Fraud Senior Advisor

The Cigna GroupSt. Louis, MO
2d

About The Position

The Sr. Fraud Advisor within eFWA Services is responsible for delivering expert fraud prevention and compliance support to clients, ensuring adherence to regulatory standards, and driving operational excellence. This role involves managing audits, client consultations, reporting, and compliance activities while serving as a trusted advisor on fraud-related matters. The Sr.
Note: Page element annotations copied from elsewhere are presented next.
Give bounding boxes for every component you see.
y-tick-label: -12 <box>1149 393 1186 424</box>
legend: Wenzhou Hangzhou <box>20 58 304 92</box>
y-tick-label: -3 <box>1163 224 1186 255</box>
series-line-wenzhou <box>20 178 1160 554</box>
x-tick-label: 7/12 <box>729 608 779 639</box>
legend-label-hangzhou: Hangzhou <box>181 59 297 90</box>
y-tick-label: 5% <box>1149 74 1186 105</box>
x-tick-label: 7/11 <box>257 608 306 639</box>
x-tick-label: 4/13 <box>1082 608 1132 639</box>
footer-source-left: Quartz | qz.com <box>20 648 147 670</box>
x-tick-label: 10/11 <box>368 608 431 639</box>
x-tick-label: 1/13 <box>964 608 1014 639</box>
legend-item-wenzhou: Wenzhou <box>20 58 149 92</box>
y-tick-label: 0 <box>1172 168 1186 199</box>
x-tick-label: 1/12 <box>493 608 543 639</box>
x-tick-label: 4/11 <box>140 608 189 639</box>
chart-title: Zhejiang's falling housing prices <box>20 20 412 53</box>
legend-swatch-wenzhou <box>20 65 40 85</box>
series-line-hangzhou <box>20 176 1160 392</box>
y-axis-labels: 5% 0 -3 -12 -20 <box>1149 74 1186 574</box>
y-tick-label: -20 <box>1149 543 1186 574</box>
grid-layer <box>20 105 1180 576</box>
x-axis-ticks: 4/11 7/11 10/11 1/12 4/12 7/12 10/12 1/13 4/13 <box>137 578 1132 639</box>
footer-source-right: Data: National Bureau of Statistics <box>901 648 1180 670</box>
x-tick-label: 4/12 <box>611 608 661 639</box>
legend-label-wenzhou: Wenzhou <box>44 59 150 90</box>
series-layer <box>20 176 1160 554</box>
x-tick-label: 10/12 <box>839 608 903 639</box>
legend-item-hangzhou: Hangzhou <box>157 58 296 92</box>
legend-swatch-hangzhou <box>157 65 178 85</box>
Fraud Advisor will collaborate with internal teams and external stakeholders to mitigate fraud risks, maintain compliance, and enhance client satisfaction.

Requirements

  • Education: Bachelor’s degree in Healthcare Administration, Business, Criminal Justice, or related field (Master’s preferred).
  • Experience: Minimum 5+ years in healthcare fraud prevention, compliance, or auditing; experience with CMS audits, Medicare/Medicaid programs, and regulatory reporting.
  • Technical Skills: Proficiency in Microsoft Excel, reporting tools, and audit documentation systems; familiarity with Health Care Fraud Shield and related platforms.
  • Strong analytical and investigative skills.
  • Excellent communication and client relationship management.
  • Ability to manage multiple priorities in a fast-paced environment.
  • Detail-oriented with a commitment to accuracy and compliance.
  • Problem-solving and critical thinking capabilities.
  • Collaborative mindset with cross-functional teams.

Nice To Haves

  • Certified Fraud Examiner (CFE), Certified Professional Coder (CPC), or similar preferred.

Responsibilities

  • Client Consultation: Serve as the primary point of contact for client inquiries and consultations; conduct quarterly client consultation sessions; provide strategic guidance on fraud prevention and compliance requirements.
  • Audits: Perform client audits to ensure contractual and regulatory compliance; conduct internal audits; support CMS audits and maintain tracer documentation for audit readiness.
  • Client Reporting: Prepare and deliver quarterly reports to clients; complete Excellus reports by the 10th of each month; ensure timely and accurate reporting aligned with client expectations.
  • Field Alerts: Issue monthly commercial alerts by the 15th; coordinate SAM COM notifications; prepare quarterly outlier reports for Medicare Part D within 45 days of CMS data availability announcements.
  • Compliance & Policy Meetings: Participate in compliance and policy meetings; provide fraud-related insights and recommendations.
  • Industry Engagement: Represent the organization on Health Care Fraud Shield monthly calls to stay informed on emerging fraud trends and tools.
  • Operational Performance: Maintain and update the Operations Workbook with performance data; monitor KPIs and identify areas for improvement.
  • Requests for Information (RFI): Manage Medicare-specific RFIs; ensure timely and accurate responses.
  • Requests for Proposal (RFP): Support RFP development and submission processes for fraud-related services.
  • Ad-Hoc Client Requests: Respond to high-volume ad-hoc client questions and project requests; provide timely, accurate, and actionable solutions.